Paul Hoffman wrote:
> At 5:28 PM -0400 4/18/06, <[EMAIL PROTECTED]> wrote:
>> Proposed
>> x=    Expiration date (plain-text; RECOMMENDED, default is no
>>        expiration).  The format is the same as in the "t=" tag,
>>        represented as an absolute date, not as a time delta from the
>>        signing timestamp.  Signatures MUST NOT be considered valid if
>>        the current time at the verifier is past the expiration date.
>>        The value is expressed as an unsigned integer in decimal ASCII,
>>        with the same constraints on the value in the "t=" tag.  The
>> value
>>        of the "x=" tag MUST be greater than the value of the "t=" tag if
>>        both are present.
>>
>>            INFORMATIVE NOTE:  The x= tag is not intended as an anti-
>>            replay defense. Its proposed use is to indicate Key/Signature
>> expiration.
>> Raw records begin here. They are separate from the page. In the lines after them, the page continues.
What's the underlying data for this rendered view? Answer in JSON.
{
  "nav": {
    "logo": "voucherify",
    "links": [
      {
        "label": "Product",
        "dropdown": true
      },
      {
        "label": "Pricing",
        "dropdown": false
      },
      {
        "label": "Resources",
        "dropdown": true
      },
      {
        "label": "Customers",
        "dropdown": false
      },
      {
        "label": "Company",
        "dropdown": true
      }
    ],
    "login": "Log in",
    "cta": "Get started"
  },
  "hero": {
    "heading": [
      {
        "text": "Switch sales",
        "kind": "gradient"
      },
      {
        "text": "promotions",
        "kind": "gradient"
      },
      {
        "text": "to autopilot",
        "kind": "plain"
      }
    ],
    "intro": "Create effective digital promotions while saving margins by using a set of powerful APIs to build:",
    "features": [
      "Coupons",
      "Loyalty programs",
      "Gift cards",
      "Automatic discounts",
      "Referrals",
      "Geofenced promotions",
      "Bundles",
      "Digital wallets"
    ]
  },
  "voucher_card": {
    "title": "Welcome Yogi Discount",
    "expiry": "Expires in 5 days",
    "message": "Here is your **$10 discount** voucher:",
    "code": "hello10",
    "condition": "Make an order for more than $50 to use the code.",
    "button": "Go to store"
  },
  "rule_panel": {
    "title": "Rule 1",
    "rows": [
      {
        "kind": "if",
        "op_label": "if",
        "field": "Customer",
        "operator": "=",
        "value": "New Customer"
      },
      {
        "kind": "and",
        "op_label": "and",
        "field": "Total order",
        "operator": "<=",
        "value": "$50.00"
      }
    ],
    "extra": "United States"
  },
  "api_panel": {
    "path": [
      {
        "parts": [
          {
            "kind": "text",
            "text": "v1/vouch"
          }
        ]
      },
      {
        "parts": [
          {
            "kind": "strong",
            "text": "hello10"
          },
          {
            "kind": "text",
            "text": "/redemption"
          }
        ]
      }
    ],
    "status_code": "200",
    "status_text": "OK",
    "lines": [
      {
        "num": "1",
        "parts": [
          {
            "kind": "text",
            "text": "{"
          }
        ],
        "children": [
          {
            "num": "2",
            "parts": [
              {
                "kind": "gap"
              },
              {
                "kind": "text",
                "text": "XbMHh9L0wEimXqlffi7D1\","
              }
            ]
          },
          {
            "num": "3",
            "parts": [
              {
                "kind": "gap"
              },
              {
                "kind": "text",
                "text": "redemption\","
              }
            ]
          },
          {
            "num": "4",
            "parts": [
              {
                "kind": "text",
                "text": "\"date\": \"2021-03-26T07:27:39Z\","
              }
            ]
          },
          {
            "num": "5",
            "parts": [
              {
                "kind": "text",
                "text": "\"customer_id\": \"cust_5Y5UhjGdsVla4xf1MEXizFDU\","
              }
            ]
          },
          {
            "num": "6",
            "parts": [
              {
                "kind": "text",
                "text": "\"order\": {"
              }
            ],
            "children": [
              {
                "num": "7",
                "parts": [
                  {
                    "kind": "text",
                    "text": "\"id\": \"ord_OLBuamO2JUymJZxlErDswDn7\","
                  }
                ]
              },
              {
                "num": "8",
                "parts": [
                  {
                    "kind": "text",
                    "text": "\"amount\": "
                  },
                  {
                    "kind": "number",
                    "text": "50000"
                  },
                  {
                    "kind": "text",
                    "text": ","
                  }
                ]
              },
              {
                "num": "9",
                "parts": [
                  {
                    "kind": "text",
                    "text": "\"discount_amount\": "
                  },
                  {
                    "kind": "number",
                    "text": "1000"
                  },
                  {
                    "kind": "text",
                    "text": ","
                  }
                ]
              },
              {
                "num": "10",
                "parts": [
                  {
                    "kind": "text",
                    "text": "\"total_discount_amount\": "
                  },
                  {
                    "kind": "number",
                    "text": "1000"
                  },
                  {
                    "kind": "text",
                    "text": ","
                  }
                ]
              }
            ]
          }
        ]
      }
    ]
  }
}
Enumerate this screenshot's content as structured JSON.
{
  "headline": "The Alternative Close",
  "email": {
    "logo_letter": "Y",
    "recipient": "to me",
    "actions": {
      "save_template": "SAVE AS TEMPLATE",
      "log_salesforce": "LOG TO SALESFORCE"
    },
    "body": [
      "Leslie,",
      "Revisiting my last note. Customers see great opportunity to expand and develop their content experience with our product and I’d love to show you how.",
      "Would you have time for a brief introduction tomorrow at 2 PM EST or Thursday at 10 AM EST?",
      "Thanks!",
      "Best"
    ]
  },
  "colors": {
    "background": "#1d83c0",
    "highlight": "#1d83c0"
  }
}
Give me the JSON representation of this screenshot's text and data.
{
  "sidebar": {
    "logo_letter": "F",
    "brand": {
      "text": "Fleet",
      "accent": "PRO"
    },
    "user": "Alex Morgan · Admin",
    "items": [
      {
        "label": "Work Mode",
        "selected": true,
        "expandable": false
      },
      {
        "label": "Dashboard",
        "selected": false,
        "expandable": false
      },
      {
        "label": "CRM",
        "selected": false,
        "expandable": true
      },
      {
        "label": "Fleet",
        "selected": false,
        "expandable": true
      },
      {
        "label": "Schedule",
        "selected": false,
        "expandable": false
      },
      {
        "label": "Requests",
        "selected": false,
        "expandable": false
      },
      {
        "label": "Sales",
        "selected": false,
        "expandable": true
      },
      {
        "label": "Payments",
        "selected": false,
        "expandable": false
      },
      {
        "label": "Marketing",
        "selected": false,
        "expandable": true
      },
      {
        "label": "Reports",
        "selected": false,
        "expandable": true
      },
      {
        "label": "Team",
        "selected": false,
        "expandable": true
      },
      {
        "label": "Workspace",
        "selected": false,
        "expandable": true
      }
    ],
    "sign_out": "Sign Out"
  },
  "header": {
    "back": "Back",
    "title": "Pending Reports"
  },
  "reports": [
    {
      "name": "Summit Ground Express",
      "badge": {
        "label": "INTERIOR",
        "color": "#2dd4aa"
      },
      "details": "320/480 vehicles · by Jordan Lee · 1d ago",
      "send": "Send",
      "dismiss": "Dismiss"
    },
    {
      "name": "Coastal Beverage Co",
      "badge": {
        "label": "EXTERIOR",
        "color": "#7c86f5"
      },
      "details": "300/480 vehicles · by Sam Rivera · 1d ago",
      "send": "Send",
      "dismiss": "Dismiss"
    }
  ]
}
When message is considered expired It becomes the
>> policy of the verifier on how to further process the message.
>
> There is a *huge* difference between key and signature expiration.
> Given that x= appears in a signature, the informative note should say
> "...indicate signature expiration". But, if we do that, we need to say
> what it means for a signature to expire. We can reuse semantics on
> signature expiration from other IETF specs, if we can find one that
> has expiring signatures.
>
> The last sentence in the informative note directly contradicts the
> MUST NOT in the body of the definition. I understand some people want
> it one way and others want it the other way, but we can't have a spec
> that says both.
+1

There is also a huge difference between key or signature expiration, and
message expiration.  The text "When message is considered expired"
implies that the message itself expires, which it does not do.